To stay aligned, the primary abstraction should be a workspace the agent
inhabits, not a job the agent submits.
## Product Principles
### Workspace-First
The default mental model should be "open a disposable workspace" rather than
"enqueue a task".
### Stateful Interaction
The product should support repeated interaction in one sandbox. One-shot command
execution matters, but it is the entry point, not the destination.
### Explicit Host Crossing
Anything that crosses the host boundary should be intentional and visible:
- seeding a workspace
- syncing changes in
- exporting artifacts out
- granting secrets or network access
### Reset Over Repair
Agents should be able to checkpoint, reset, and retry cheaply. Disposable state
is a feature, not a limitation.
### Same Contract Across Surfaces
CLI, Python, and MCP should expose the same underlying workspace model so the
product feels coherent no matter how it is consumed.

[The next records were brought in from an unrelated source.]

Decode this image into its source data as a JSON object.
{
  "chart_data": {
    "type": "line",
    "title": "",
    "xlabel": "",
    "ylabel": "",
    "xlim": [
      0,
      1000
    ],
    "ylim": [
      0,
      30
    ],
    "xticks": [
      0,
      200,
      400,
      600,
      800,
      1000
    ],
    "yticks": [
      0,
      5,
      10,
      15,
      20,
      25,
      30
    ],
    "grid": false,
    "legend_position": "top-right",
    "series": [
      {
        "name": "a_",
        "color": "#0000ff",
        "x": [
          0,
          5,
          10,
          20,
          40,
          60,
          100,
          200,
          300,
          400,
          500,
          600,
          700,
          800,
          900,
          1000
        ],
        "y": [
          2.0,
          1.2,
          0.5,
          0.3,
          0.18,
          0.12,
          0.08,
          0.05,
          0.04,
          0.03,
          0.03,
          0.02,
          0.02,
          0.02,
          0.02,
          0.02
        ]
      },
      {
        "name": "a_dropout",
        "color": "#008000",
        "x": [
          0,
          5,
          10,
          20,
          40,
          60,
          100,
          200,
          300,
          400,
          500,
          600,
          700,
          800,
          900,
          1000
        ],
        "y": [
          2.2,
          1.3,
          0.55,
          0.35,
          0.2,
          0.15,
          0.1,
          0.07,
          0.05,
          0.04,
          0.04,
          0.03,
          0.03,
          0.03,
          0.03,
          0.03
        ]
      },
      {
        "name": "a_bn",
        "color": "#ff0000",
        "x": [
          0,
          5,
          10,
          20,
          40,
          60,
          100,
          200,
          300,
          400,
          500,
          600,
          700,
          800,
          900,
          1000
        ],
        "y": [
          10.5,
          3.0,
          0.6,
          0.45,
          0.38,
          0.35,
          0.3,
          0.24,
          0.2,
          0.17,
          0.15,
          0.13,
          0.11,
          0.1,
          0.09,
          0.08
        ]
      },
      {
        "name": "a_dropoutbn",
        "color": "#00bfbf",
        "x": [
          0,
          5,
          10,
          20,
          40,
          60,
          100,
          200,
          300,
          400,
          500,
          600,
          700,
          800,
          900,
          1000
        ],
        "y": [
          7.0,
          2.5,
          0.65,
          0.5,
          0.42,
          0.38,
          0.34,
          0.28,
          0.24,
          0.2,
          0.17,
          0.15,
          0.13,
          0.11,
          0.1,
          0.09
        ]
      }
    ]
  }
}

### Agent-Native Observability
The sandbox should expose the things an agent actually needs to reason about:
- command output
- file diffs
- service status
- logs
- readiness
- exported results
## The Shape Of An LLM-First Sandbox
The strongest future direction is a small, agent-native contract built around
workspaces, shells, files, services, and reset.
Representative primitives:
- `workspace.create`
- `workspace.status`
- `workspace.delete`
- `workspace.sync_push`
- `workspace.export`
- `workspace.diff`
- `workspace.snapshot`
- `workspace.reset`
- `shell.open`
- `shell.read`
- `shell.write`
- `shell.signal`
- `shell.close`
- `workspace.exec`
- `service.start`
- `service.status`
- `service.logs`
- `service.stop`
These names are illustrative, not a committed public API.

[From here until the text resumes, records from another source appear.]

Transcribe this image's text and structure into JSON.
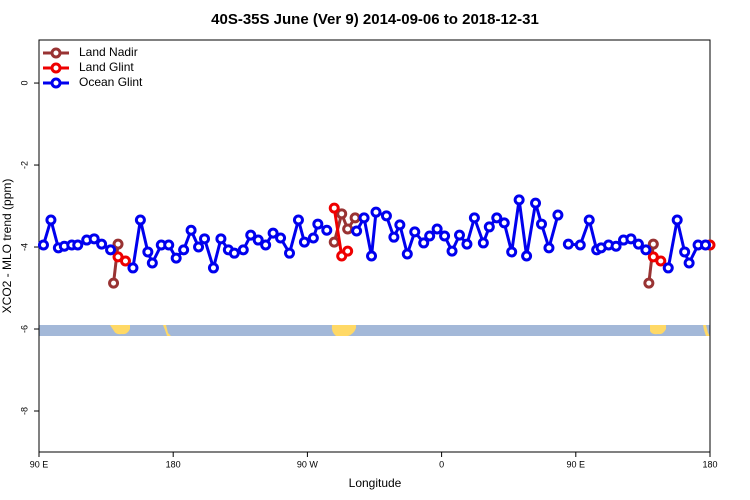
{
  "chart_data": {
    "type": "line",
    "title": "40S-35S June (Ver 9)   2014-09-06 to 2018-12-31",
    "xlabel": "Longitude",
    "ylabel": "XCO2 - MLO trend (ppm)",
    "xlim": [
      90,
      540
    ],
    "xticks": [
      {
        "value": 90,
        "label": "90 E"
      },
      {
        "value": 180,
        "label": "180"
      },
      {
        "value": 270,
        "label": "90 W"
      },
      {
        "value": 360,
        "label": "0"
      },
      {
        "value": 450,
        "label": "90 E"
      },
      {
        "value": 540,
        "label": "180"
      }
    ],
    "ylim": [
      -9,
      1.05
    ],
    "yticks": [
      0,
      -2,
      -4,
      -6,
      -8
    ],
    "legend": "top-left",
    "series": [
      {
        "name": "Land Nadir",
        "color": "#993333",
        "x": [
          140,
          143,
          null,
          288,
          293,
          297,
          302,
          null,
          499,
          502
        ],
        "values": [
          -4.88,
          -3.93,
          null,
          -3.88,
          -3.19,
          -3.56,
          -3.29,
          null,
          -4.88,
          -3.93
        ]
      },
      {
        "name": "Land Glint",
        "color": "#ee0000",
        "x": [
          143,
          148,
          null,
          288,
          293,
          297,
          null,
          502,
          507,
          null,
          540
        ],
        "values": [
          -4.24,
          -4.34,
          null,
          -3.05,
          -4.22,
          -4.1,
          null,
          -4.24,
          -4.34,
          null,
          -3.95
        ]
      },
      {
        "name": "Ocean Glint",
        "color": "#0000ee",
        "x": [
          93,
          98,
          103,
          107,
          112,
          116,
          122,
          127,
          132,
          138,
          null,
          153,
          158,
          163,
          166,
          172,
          177,
          182,
          187,
          192,
          197,
          201,
          207,
          212,
          217,
          221,
          227,
          232,
          237,
          242,
          247,
          252,
          258,
          264,
          268,
          274,
          277,
          283,
          null,
          303,
          308,
          313,
          316,
          323,
          328,
          332,
          337,
          342,
          348,
          352,
          357,
          362,
          367,
          372,
          377,
          382,
          388,
          392,
          397,
          402,
          407,
          412,
          417,
          423,
          427,
          432,
          438,
          null,
          445,
          453,
          459,
          464,
          467,
          472,
          477,
          482,
          487,
          492,
          497,
          null,
          512,
          518,
          523,
          526,
          532,
          537
        ],
        "values": [
          -3.95,
          -3.34,
          -4.02,
          -3.98,
          -3.95,
          -3.95,
          -3.83,
          -3.8,
          -3.93,
          -4.07,
          null,
          -4.51,
          -3.34,
          -4.12,
          -4.39,
          -3.95,
          -3.95,
          -4.27,
          -4.07,
          -3.59,
          -4.0,
          -3.8,
          -4.51,
          -3.8,
          -4.07,
          -4.15,
          -4.07,
          -3.71,
          -3.83,
          -3.95,
          -3.66,
          -3.78,
          -4.15,
          -3.34,
          -3.88,
          -3.78,
          -3.44,
          -3.59,
          null,
          -3.61,
          -3.29,
          -4.22,
          -3.15,
          -3.24,
          -3.76,
          -3.46,
          -4.17,
          -3.63,
          -3.9,
          -3.73,
          -3.56,
          -3.73,
          -4.1,
          -3.71,
          -3.93,
          -3.29,
          -3.9,
          -3.51,
          -3.29,
          -3.41,
          -4.12,
          -2.85,
          -4.22,
          -2.93,
          -3.44,
          -4.02,
          -3.22,
          null,
          -3.93,
          -3.95,
          -3.34,
          -4.07,
          -4.02,
          -3.95,
          -3.98,
          -3.83,
          -3.8,
          -3.93,
          -4.07,
          null,
          -4.51,
          -3.34,
          -4.12,
          -4.39,
          -3.95,
          -3.95
        ]
      }
    ]
  }
}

The important point is the interaction model:
- a shell session is interactive state inside the sandbox
- a workspace is durable for the life of the task
- services are first-class, not accidental background jobs
- reset is a core workflow primitive
## Interactive Shells And Disk Operations
Interactive shells are aligned with the vision because they make the agent feel
present inside the sandbox rather than reduced to one-shot job submission.
That does not mean `pyro-mcp` should become a raw SSH replacement. The shell
should sit inside a higher-level workspace model with structured file, service,
diff, and reset operations around it.
Disk-level operations are also useful, but they should remain supporting tools.
They are good for:
- fast workspace seeding
- snapshotting
- offline inspection
- diffing
- export/import without a full boot
They should not become the primary product identity. If the center of the
product becomes "operate on VM disks", it will read as image tooling rather
than an agent workspace.
## What To Build Next
Features should be prioritized in this order:
1. Repeated commands in one persistent workspace
2. Interactive shell sessions with PTY semantics
3. Structured workspace sync and export
4. Service lifecycle and readiness checks
5. Snapshot and reset workflows
6. Explicit secrets and network policy
7. Secondary disk-level import/export and inspection tools
The completed workspace GA roadmap lives in
[roadmap/task-workspace-ga.md](roadmap/task-workspace-ga.md).
The next implementation milestones that make those workflows feel natural from
chat-driven LLM interfaces live in
[roadmap/llm-chat-ergonomics.md](roadmap/llm-chat-ergonomics.md).
## Naming Guidance
Prefer language that reinforces the workspace model:
- `workspace`
- `sandbox`
- `shell`
- `service`
- `snapshot`
- `reset`
Avoid centering language that makes the product feel like CI infrastructure:
- `job`
- `runner`
- `pipeline`
- `worker`
- `queue`
- `build matrix`
## Litmus Test
When evaluating a new feature, ask:
"Does this help an agent inhabit a safe disposable workspace and do real
software work inside it?"
If the better description is "it helps submit, schedule, and report jobs", the
feature is probably pushing the product in the wrong direction.